Advertisers are forced to plunk down millions on shows that many times are gone in four weeks, and their money ends up in replacement show they had no idea they were buying. Think about Coupling, NBC's great white hope for the 2003-04 season. It arrived DOA and was axed after four episodes.
At least two of the networks are on board, endorsing a shift to assuage clients. "We'll do it whenever they want to," says Mike Shaw, president of sales for ABC. Fox sales chief Jon Nesvig echoes the sentiment. Shaw adds, in fact, he wouldn't object if advertisers scrapped the upfront altogether and made all their buys in the scatter market.
And there is growing support for Shaw's position. "The upfront is an inefficient market," Alec Gerster, CEO, Initiative Worldwide, told BROADCASTING & CABLE in February. "It's a non-liquid market, and its timing is bizarre. The September-to-September broadcast year doesn't make sense in today's business environment."
No one is saying the process should be totally scrapped. Even those espousing change aren't sure that radical change is needed. "There is an opportunity to fine-tune the process," suggests Joe Uva, president and CEO of OMD Worldwide. "Whether it requires wholesale change I'm not sure."
Carat CEO David Verklin agrees.
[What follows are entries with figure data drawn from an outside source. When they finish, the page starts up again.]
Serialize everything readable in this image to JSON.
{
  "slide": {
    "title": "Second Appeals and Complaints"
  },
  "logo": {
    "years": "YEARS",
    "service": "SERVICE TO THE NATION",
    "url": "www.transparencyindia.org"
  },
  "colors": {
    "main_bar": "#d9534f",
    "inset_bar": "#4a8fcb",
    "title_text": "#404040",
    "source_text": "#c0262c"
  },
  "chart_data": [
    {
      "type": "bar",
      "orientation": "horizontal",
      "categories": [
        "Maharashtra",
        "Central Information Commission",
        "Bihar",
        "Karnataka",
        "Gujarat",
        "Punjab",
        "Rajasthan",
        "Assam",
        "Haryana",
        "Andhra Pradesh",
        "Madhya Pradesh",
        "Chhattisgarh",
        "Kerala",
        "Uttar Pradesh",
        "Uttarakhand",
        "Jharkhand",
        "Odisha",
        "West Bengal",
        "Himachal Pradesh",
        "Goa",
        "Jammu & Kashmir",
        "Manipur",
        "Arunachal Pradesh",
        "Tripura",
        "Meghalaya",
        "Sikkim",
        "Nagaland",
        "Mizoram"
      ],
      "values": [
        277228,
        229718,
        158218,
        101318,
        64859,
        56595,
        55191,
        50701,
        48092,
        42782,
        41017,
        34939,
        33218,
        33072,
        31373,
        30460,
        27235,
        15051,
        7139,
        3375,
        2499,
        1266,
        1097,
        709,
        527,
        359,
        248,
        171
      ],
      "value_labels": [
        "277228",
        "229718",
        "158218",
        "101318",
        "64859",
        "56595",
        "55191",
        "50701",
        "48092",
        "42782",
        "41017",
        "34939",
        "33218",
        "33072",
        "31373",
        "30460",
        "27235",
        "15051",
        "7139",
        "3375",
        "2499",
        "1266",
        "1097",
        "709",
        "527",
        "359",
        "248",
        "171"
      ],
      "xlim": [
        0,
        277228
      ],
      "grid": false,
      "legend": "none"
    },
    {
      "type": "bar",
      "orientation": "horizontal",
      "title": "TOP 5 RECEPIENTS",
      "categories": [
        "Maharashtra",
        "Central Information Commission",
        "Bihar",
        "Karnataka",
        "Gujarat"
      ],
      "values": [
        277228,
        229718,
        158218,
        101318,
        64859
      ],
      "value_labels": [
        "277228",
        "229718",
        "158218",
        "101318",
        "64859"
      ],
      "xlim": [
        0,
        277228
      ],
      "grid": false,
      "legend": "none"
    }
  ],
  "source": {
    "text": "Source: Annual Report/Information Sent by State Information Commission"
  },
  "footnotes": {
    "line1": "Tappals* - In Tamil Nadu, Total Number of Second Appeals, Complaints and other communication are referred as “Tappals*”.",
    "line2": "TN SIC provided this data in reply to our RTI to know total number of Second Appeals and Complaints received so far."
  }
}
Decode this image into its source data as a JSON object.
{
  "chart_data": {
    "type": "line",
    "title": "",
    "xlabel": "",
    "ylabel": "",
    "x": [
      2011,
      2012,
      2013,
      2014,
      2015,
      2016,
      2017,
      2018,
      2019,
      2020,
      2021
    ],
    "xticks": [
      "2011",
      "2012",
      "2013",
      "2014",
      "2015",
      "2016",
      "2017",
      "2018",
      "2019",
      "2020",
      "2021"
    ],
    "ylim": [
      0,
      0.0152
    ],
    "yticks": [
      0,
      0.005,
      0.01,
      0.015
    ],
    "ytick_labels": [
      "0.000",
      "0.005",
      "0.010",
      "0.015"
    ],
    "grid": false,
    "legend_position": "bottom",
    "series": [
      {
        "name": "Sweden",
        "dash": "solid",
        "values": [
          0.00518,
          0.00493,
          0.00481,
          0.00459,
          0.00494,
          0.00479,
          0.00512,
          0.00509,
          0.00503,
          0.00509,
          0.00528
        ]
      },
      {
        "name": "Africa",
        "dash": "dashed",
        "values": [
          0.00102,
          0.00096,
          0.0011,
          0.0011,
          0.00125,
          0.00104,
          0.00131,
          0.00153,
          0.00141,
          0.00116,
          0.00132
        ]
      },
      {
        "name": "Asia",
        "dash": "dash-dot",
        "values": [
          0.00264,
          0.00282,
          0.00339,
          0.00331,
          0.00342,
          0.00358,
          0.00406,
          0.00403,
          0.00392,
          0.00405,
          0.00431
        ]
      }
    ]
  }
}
He supports moving the upfront to the fourth quarter, more in line with the budgeting process of his clients, as well as a daily "closing bell" on negotiations during the upfront so that talks don't go on all night. "Is it heresy to say, 'We'll go home at 8:00 and restart talks the following morning'?"
The ANA, which zeroed in on the issue at a recent conference, asked a committee of leading industry figures to examine the process and recommend changes. There is a big "if" to be decided first. The ANA's legal department wants to make sure that gathering advertisers and agencies together to propose a new market structure doesn't violate collusion laws. The legal issue is restraint of trade, though it appears that, as long as pricing issues aren't on the table, advertisers can discuss the mechanics of the business. ANA Executive Vice President Daniel L. Jaffe expects a legal verdict within a week or two.
However, getting consensus on a new start date for the upfront may be tricky. The survey showed that over half the respondents want the upfront moved ahead. Of those, 14% favor August; another 40% want it to happen in September or October, when advertisers are setting budgets for the following year. Illustrating the dissatisfaction with the status quo, only 8% cited June—and that's usually when the frenetic upfront takes place.
Verklin is optimistic the committee can get a consensus for a fourth-quarter start, but he cautions, "It will probably take a transition period of about 36 months. It won't happen overnight."